- Congrégation de Saint-Maur
-
La congrégation de Saint-Maur, souvent connue sous le nom de Mauristes, était une congrégation de moines bénédictins français, créée en 1621, et connue pour le haut niveau de son érudition. La congrégation et ses membres tirent leur nom de saint Maur (décédé en 565), disciple de saint Benoît auquel on attribue l'introduction en Gaule de la règle et de la vie bénédictines.
Elle a été supprimée en 1790 par l'Assemblée constituante.
Sommaire
Histoire
À la fin du XVIe siècle, les monastères bénédictins de France étaient tombés dans la désorganisation et le laxisme. Dans l'abbaye de Saint-Vanne, près de Verdun, une réforme fut initiée par dom Didier de La Cour, et elle s'étendit à d'autres maisons en Lorraine ; 1604 vit l'établissement de la congrégation réformée de Saint-Vanne, dont les membres les plus distingués furent Ceillier et Calmet. Un certain nombre de maisons françaises rejoignirent la nouvelle congrégation, mais comme la Lorraine était alors encore indépendante de la couronne de France, on jugea souhaitable de créer sur le même modèle une autre congrégation pour la France et c'est ainsi qu'en 1621 fut érigée par le pape Grégoire XV la fameuse Congrégation française de Saint-Maur.
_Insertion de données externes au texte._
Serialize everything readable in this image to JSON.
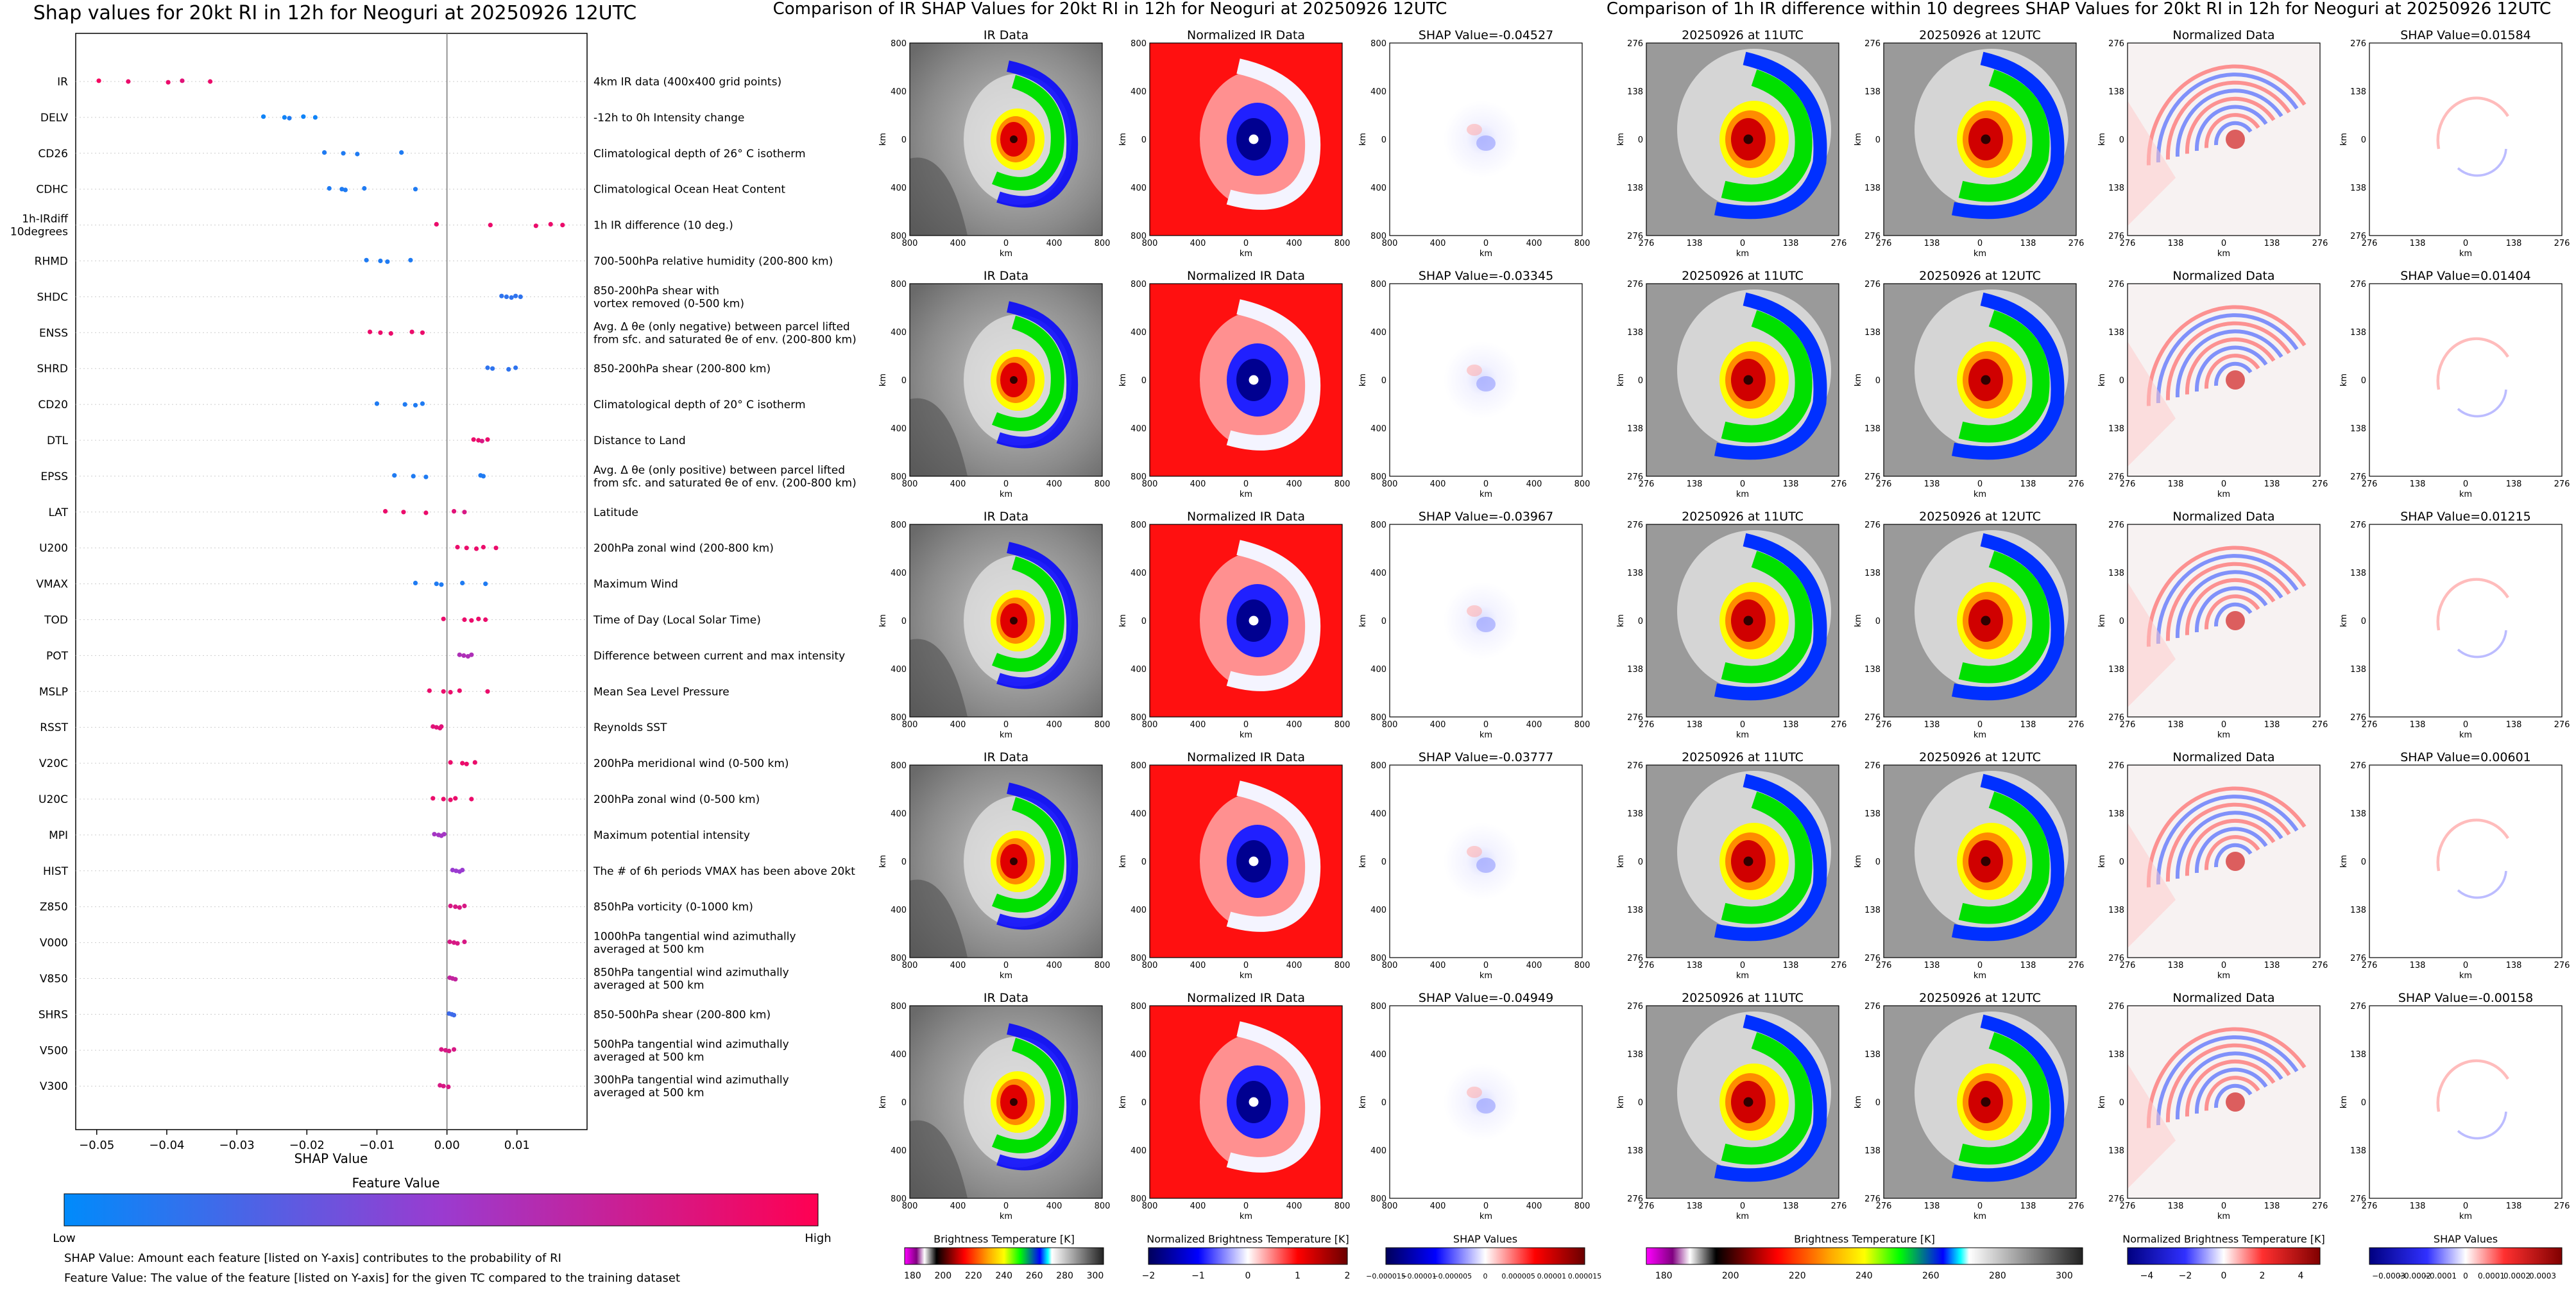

La plupart des monastères bénédictins de France, à l'exception de ceux qui appartenaient à Cluny, rejoignirent peu à peu la nouvelle congrégation, qui atteindra son apogée dans les années 1690-1700 avec 190 monastères répartis en 6 provinces (France, Normandie, Bretagne, Gascogne, Chezal-Benoît et Bourgogne). La maison mère était à Saint-Germain-des-Prés, à Paris, c'était la résidence du Supérieur général et le centre de l'activité littéraire de la congrégation. Le Chapitre général (réuni tous les trois ans) désignait l'ensemble des prieurs locaux (pour au maximum deux mandats triennaux successifs dans le même monastère), les six visiteurs provinciaux, le Supérieur général et ses deux assistants. Chaque province avait son noviciat et ses maisons d'études.
Au départ, l'idée principale n'était pas d'entreprendre des travaux littéraires et historiques, mais de revenir à un régime monastique strict et à l'accomplissement fidèle de la vie bénédictine ; et tout au long de la période la plus glorieuse de l'histoire des Mauristes on n'autorisa pas le travail d'érudition à gêner l'exécution obligatoire de l'office du chœur et les autres devoirs de la vie monastique. Vers la fin du XVIIIe siècle une tendance s'insinua quelquefois à desserrer l'observance monastique en faveur de l'étude, mais les constitutions de 1770 montrent qu'un régime monastique strict fut maintenu jusqu'au bout.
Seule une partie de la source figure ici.